Amusingly, the authors found that, while there’s significant concern about allowing websites this power, then they investigated malicious sites using this technique, those sites were doing so because they were phishing sites that had bulk copied the code from legitimate bank login pages. 🤣

The authors (incorrectly) posit that the probing scripts could detect information about any server running on the target port, but thanks to how WebSocket handshakes work, that’s not possible. Instead, the best the script could do is perform a timing/error analysis to determine whether there’s any service listening on the port [Demo/Article].

Still, it does seem a bit worrisome that web apps can do this sort of probing, and from “inside” the user’s firewall. Because the browser is on localhost, and it’s talking to localhost, most firewalls will ignore the connection attempt and allow it through. If nothing else, this seems like a potential fingerprinting vector, and browser vendors have been working hard to eradicate those.

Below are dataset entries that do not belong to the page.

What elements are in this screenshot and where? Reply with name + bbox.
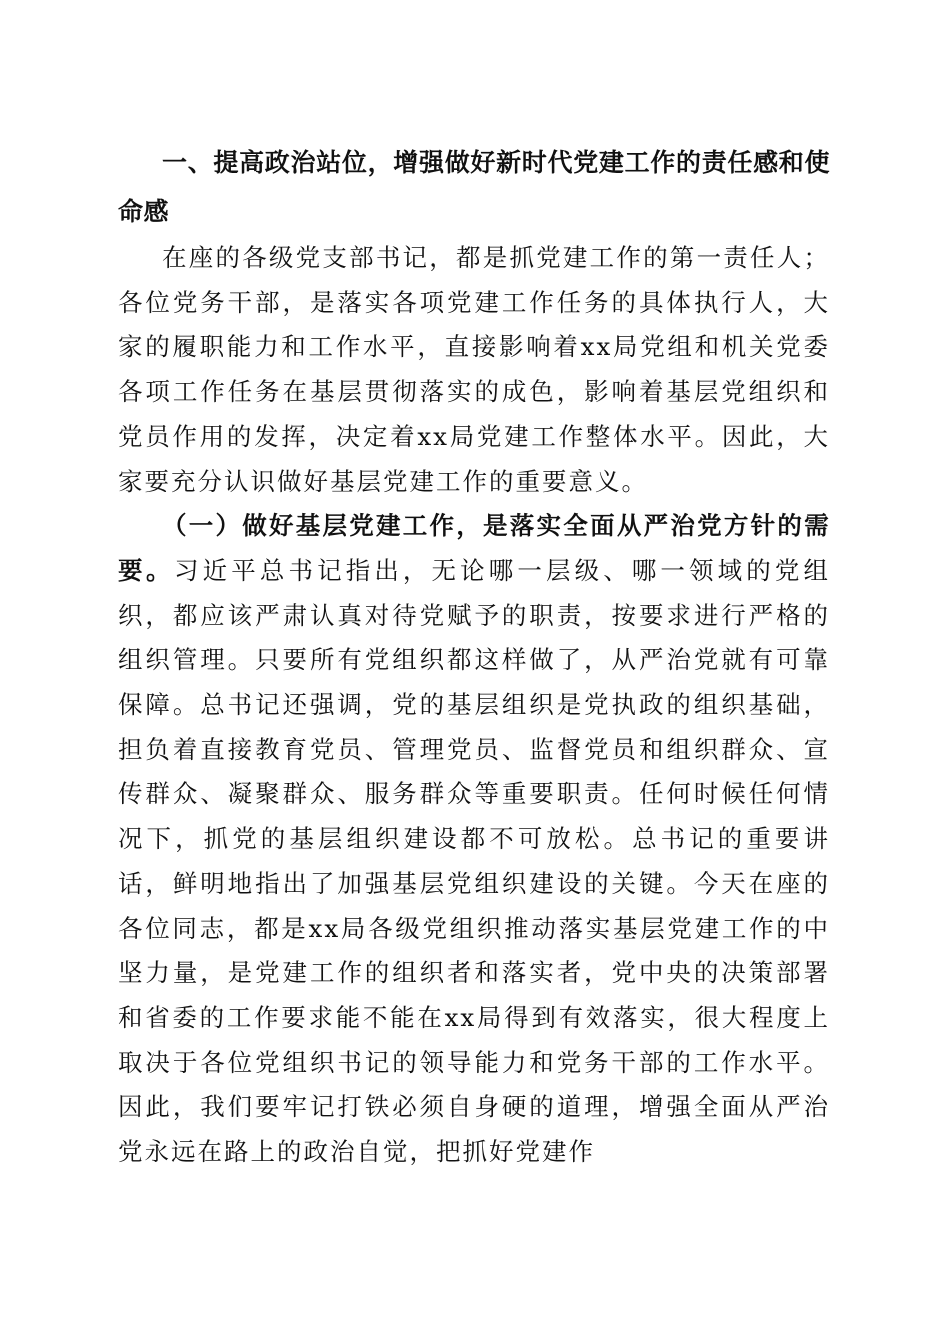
section-heading: 一、提高政治站位，增强做好新时代党建工作的责任感和使命感	[118, 148, 830, 226]
document-body	[118, 138, 830, 1175]
body-paragraph-intro: 在座的各级党支部书记，都是抓党建工作的第一责任人；各位党务干部，是落实各项党建工作任务的具体执行人，大家的履职能力和工作水平，直接影响着xx局党组和机关党委各项工作任务在基层贯彻落实的成色，影响着基层党组织和党员作用的发挥，决定着xx局党建工作整体水平。因此，大家要充分认识做好基层党建工作的重要意义。	[118, 243, 830, 496]
subsection-heading: （一）做好基层党建工作，是落实全面从严治党方针的需要。	[118, 511, 830, 585]
body-paragraph-second-text: 习近平总书记指出，无论哪一层级、哪一领域的党组织，都应该严肃认真对待党赋予的职责，按要求进行严格的组织管理。只要所有党组织都这样做了，从严治党就有可靠保障。总书记还强调，党的基层组织是党执政的组织基础，担负着直接教育党员、管理党员、监督党员和组织群众、宣传群众、凝聚群众、服务群众等重要职责。任何时候任何情况下，抓党的基层组织建设都不可放松。总书记的重要讲话，鲜明地指出了加强基层党组织建设的关键。今天在座的各位同志，都是xx局各级党组织推动落实基层党建工作的中坚力量，是党建工作的组织者和落实者，党中央的决策部署和省委的工作要求能不能在xx局得到有效落实，很大程度上取决于各位党组织书记的领导能力和党务干部的工作水平。因此，我们要牢记打铁必须自身硬的道理，增强全面从严治党永远在路上的政治自觉，把抓好党建作	[118, 555, 830, 1167]
body-paragraph-second	[118, 504, 830, 1175]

However, there aren’t necessarily any great options: if we simply blocked access to localhost, any of the scenarios that rely on Web-to-App communication will break. Elsewhere in the Web Platform, there are old and new attempts to isolate the local machine and local network from Internet-sourced web pages. The new proposals rely on CORS preflights, which might be harder to adopt for WebSocket servers, and which might be subject to the same timing analysis already being abused here.

For now, I wouldn’t worry too much about this — it certainly might be scary to see port scans happening from your browser process in your EDR logs, but it should be comforting to know that the browser isn’t actually able to communicate over those ports.

-Eric

Note: This isn’t new. This was an exciting topic back in 2020.